Teröre karşı durmak bizim en yasal hakkımız. NATO Genel Sekreteri Jens Stoltenberg, ‘Türkiye’nin dertlerini anlıyoruz, bunu çözeceğiz” diyor. Lakin CHP’liler NATO Genel Sekreteri’nin hassasiyetini göstermiyor.
Cumhurbaşkanımız açıkladı. İki ülke ile de süreci müzakere edeceğiz. Fakat şu ana kadar olumlu bir sonuç alınmadı” dedi.

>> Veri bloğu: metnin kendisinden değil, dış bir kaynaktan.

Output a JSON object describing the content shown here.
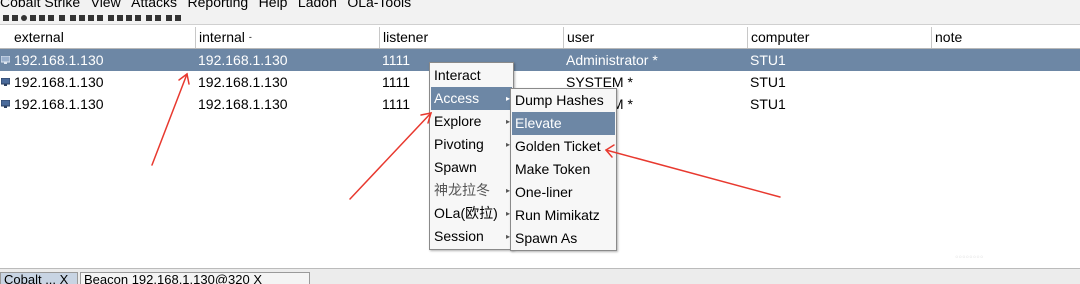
{
  "menubar": {
    "items": [
      "Cobalt Strike",
      "View",
      "Attacks",
      "Reporting",
      "Help",
      "Ladon",
      "OLa-Tools"
    ]
  },
  "table": {
    "columns": [
      "external",
      "internal",
      "listener",
      "user",
      "computer",
      "note"
    ],
    "sort_indicator": "-",
    "rows": [
      {
        "external": "192.168.1.130",
        "internal": "192.168.1.130",
        "listener": "1111",
        "user": "Administrator *",
        "computer": "STU1",
        "note": ""
      },
      {
        "external": "192.168.1.130",
        "internal": "192.168.1.130",
        "listener": "1111",
        "user": "SYSTEM *",
        "computer": "STU1",
        "note": ""
      },
      {
        "external": "192.168.1.130",
        "internal": "192.168.1.130",
        "listener": "1111",
        "user": "SYSTEM *",
        "computer": "STU1",
        "note": ""
      }
    ]
  },
  "context_menu": {
    "items": [
      "Interact",
      "Access",
      "Explore",
      "Pivoting",
      "Spawn",
      "神龙拉冬",
      "OLa(欧拉)",
      "Session"
    ],
    "highlighted": "Access"
  },
  "access_submenu": {
    "items": [
      "Dump Hashes",
      "Elevate",
      "Golden Ticket",
      "Make Token",
      "One-liner",
      "Run Mimikatz",
      "Spawn As"
    ],
    "highlighted": "Elevate"
  },
  "statusbar": {
    "tabs": [
      "Cobalt ... X",
      "Beacon 192.168.1.130@320 X"
    ]
  },
  "colors": {
    "selection": "#6d87a5",
    "annotation_arrow": "#e8392f"
  }
}
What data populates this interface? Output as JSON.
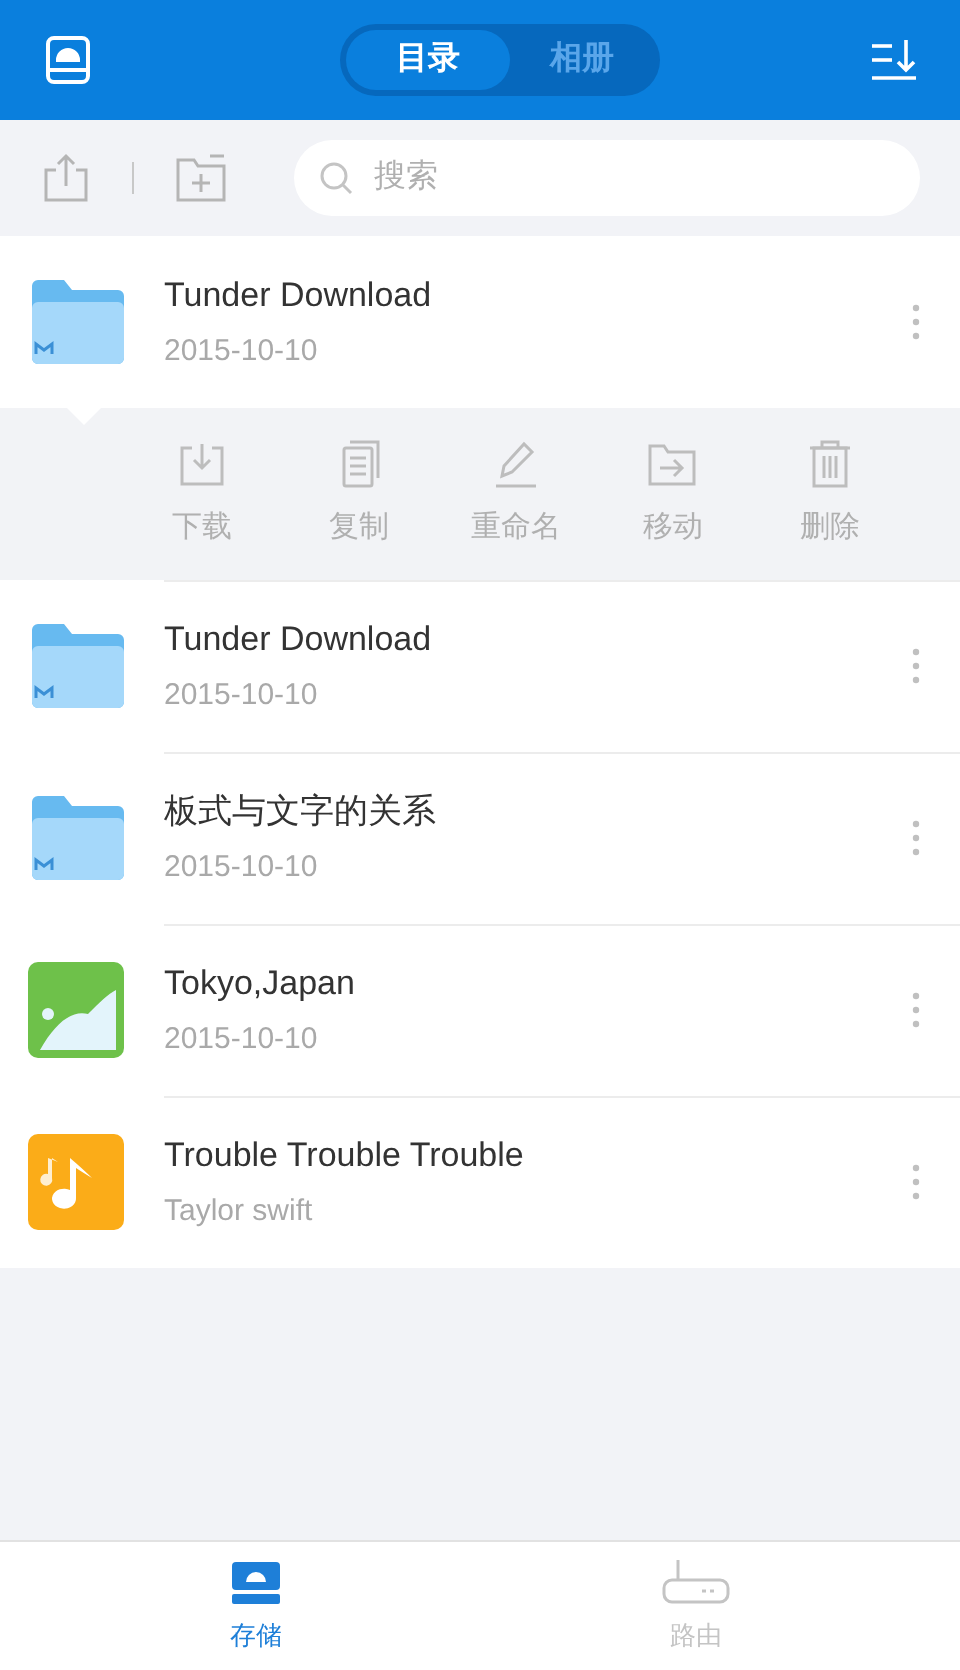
{
  "header": {
    "tabs": [
      {
        "label": "目录",
        "selected": true
      },
      {
        "label": "相册",
        "selected": false
      }
    ]
  },
  "toolbar": {
    "search": {
      "placeholder": "搜索"
    }
  },
  "files": [
    {
      "kind": "folder",
      "name": "Tunder Download",
      "subtitle": "2015-10-10",
      "expanded": true,
      "actions": [
        {
          "kind": "download",
          "label": "下载"
        },
        {
          "kind": "copy",
          "label": "复制"
        },
        {
          "kind": "rename",
          "label": "重命名"
        },
        {
          "kind": "move",
          "label": "移动"
        },
        {
          "kind": "delete",
          "label": "删除"
        }
      ]
    },
    {
      "kind": "folder",
      "name": "Tunder Download",
      "subtitle": "2015-10-10",
      "expanded": false
    },
    {
      "kind": "folder",
      "name": "板式与文字的关系",
      "subtitle": "2015-10-10",
      "expanded": false
    },
    {
      "kind": "image",
      "name": "Tokyo,Japan",
      "subtitle": "2015-10-10",
      "expanded": false
    },
    {
      "kind": "music",
      "name": "Trouble Trouble Trouble",
      "subtitle": "Taylor swift",
      "expanded": false
    }
  ],
  "tab_bar": [
    {
      "kind": "storage",
      "label": "存储",
      "selected": true
    },
    {
      "kind": "router",
      "label": "路由",
      "selected": false
    }
  ]
}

SADAT açıklaması: Sandığın dışındaki her iradeyi reddeiyoruz
Ömer Çelik, konuşmasına şöyle devam etti: Rastgele bir kurum, rastgele bir dernek, ‘Biz sandığa bunlara teslim edemeyiz’ demiş. Bundan bize ne? Biz demokrasiye inanırız. Türkiye’nin büyük bir seçim güvenliği kapasitesi var. Hangi partiden olursa olsun sandığın başında bekleyen gönüllüler var. Biz onların hepsini saygıdeğer buluyoruz.
Seçimlerin yenilenmesi ve itirazlara ait mevzular daima gündeme geliyor. Lakin, tüm bunlara ait düzenlemeler YSK’nın muhafazası altında.
Sandığın dışında kim bir arayışa giriyorsa reddediyoruz. Türkiye’nin güçlü bir seçim geleneği var. Sandığı lekelemeye dönük hangi yaklaşım varsa onu ayağımızın altıyla iteriz. Sandığın dışındaki her iradeyi reddediyoruz.
Milletimizin en büyük kazanımı olan sandığı koruyacağız. Kim sandığa hakaret ediyorsa bizden değildir.
Toplumsal medya düzenlemesi
Arkadaşlarımız bu yasa teklifiyle ilgli uzun bir müddet çalıştı. Hazırlanırken farklı ülkelerdeki örnekler de incelendi. Bu yasa teklifi bireylerin hak ve hürrriyetlerinin korunması için oluşturuldu. Ulu Meclis, bu maddeyi tarışacak ve tekliflere açığız.Ama bu yasakçı bir düzenleme değil. Karşı çıkanlar karşı argüman da üretmiyor direk kestirip atıyor. Makul bir biçimde, uygarca konuşalım.